André estranhou-a e quedou-se igualmente mudo.
Houve um silêncio, durante o qual Branca de olhos baixos; torcia e destorcia o debrum de seu casaquinho de musselina preta, ao passo que ele, sem se animar a encará-la, olhava para os lados, meneando o corpo da direita para a esquerda.
— A senhora, se não me engano, balbuciou afinal o pobre André, creio que disse ter alguma coisa a comunicar-me. Não é exato?
— É exato... fez Branca, tornando-se ainda mais pálida.
— Pois então...
— Mas é que..
— Tenha a bondade de falar com franqueza...
— Sim, eu, ouça-me... eu...
E ela não achava ânimo.
— Então!
— Vai ouvir tudo. Aguiar, sabe?...
— Seu primo?
— Sim; o Aguiar tem procurado todos os meios de me seduzir.
André sorriu lividamente. Ela acrescentou:
— Não me deixa há muito tempo, e, se bem que nenhum perigo houvesse nisso até agora, porque sou bastante honesta e virtuosa para não temê-lo... receio todavia que...
— Que?...
— Que ele, aproveitando-se das nossas circunstâncias atuais, se lembre de fazer-nos alguma maldade...
— Mas como?
— Ora! ele é credor de Teobaldo.
— Oh! é impossível, porém, que aquele rapaz leve a esse ponto semelhante perseguição. Não creio que haja no mundo um homem capaz disso!

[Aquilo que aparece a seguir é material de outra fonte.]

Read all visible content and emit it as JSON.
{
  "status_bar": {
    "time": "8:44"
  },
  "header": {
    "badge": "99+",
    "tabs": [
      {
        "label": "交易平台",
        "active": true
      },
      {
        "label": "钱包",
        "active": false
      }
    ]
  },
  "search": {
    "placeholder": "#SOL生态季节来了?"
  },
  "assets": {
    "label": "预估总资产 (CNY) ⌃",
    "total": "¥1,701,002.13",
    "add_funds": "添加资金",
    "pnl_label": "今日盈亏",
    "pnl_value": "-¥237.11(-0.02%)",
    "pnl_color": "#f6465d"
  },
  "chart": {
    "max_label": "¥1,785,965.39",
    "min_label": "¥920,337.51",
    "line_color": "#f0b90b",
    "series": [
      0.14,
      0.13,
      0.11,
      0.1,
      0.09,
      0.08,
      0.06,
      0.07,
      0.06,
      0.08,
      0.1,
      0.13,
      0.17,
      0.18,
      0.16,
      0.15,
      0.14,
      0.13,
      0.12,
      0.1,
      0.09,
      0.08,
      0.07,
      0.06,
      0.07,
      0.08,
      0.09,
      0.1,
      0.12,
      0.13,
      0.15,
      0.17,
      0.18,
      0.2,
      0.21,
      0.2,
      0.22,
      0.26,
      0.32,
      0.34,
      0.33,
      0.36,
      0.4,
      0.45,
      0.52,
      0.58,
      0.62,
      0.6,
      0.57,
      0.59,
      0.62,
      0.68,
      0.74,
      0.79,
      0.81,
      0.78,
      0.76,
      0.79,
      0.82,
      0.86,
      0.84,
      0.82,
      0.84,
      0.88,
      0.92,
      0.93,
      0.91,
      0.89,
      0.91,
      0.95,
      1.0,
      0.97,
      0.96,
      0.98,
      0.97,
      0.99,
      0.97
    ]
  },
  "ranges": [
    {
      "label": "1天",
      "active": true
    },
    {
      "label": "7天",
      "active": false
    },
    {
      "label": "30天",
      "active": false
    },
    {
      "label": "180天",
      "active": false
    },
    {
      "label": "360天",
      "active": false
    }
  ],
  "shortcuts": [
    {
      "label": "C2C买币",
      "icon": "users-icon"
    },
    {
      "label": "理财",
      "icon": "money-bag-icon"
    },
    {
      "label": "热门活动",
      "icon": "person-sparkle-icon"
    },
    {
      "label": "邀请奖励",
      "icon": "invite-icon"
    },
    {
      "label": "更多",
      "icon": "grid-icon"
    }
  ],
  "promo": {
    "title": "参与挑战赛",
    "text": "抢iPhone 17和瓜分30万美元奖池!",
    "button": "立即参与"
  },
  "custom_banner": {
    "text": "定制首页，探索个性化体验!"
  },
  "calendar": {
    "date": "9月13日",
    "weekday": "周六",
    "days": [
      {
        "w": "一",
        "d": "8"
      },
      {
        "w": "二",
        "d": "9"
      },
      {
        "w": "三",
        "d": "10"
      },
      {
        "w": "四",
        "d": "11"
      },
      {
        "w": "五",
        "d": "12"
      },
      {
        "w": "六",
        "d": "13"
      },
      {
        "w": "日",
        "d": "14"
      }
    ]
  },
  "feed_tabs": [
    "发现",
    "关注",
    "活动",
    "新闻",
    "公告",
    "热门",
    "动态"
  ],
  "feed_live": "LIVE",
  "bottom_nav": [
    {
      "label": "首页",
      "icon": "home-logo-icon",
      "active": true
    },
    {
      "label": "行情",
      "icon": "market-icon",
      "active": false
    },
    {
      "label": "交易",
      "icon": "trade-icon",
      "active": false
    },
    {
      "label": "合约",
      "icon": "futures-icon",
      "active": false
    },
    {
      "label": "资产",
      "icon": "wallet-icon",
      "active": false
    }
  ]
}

— É porque supõe os outros por si.
— E Teobaldo? Que diz ele a respeito disto?
— Nada, porque nada sabe.
— Pois a senhora não lhe contou tudo?
— Não.
— Por quê?
— Receando um escândalo.
— Ah! E o que tenciona fazer agora?
— Não sei, e é isso justamente que eu desejo ouvir de sua boca. O senhor, como o modelo dos homens honestos, deve saber aconselhar-me, dirigir os meus passos. Quero evitar um escândalo e quero conservar-me imaculada; diga-me: o que compete fazer?
— Mas...
— Oh! não hesite por amor de Deus! É impossível que o senhor não tenha uma boa resposta para me dar. É impossível que o senhor, tão bom, tão amigo dos outros, não encontre meio de me valer, quando eu venho pedir o seu auxílio.
Coruja não respondeu e pôs-se a coçar a cabeça.
— Então? disse ela. Vamos, fale. Diga-me alguma coisa!
E Branca sacudiu-lhe o braço.
Ele ia responder afinal, quando foram interrompidos por um criado, que vinha anunciar o Aguiar.
— Ainda?! exclamou Branca, deveras surpreendida. Pois meu primo tem ainda o atrevimento de voltar?
— Receba-o, disse o Coruja enfim.
E acrescentou, encaminhando-se para uma porta que havia na sala:
— Eu fico aqui escondido por detrás desta cortina. Receba-o sem o menor escrúpulo, porque a senhora não está só.
— Faça entrar meu primo, ordenou Branca ao criado.
Daí a pouco Aguiar estava defronte dela.
— Que deseja? perguntou a senhora, vendo que a visita não se resolvia a falar.
— Venho receber a confirmação do que há dias a senhora me disse.
— Ora essa! De que espécie de confirmação fala o senhor?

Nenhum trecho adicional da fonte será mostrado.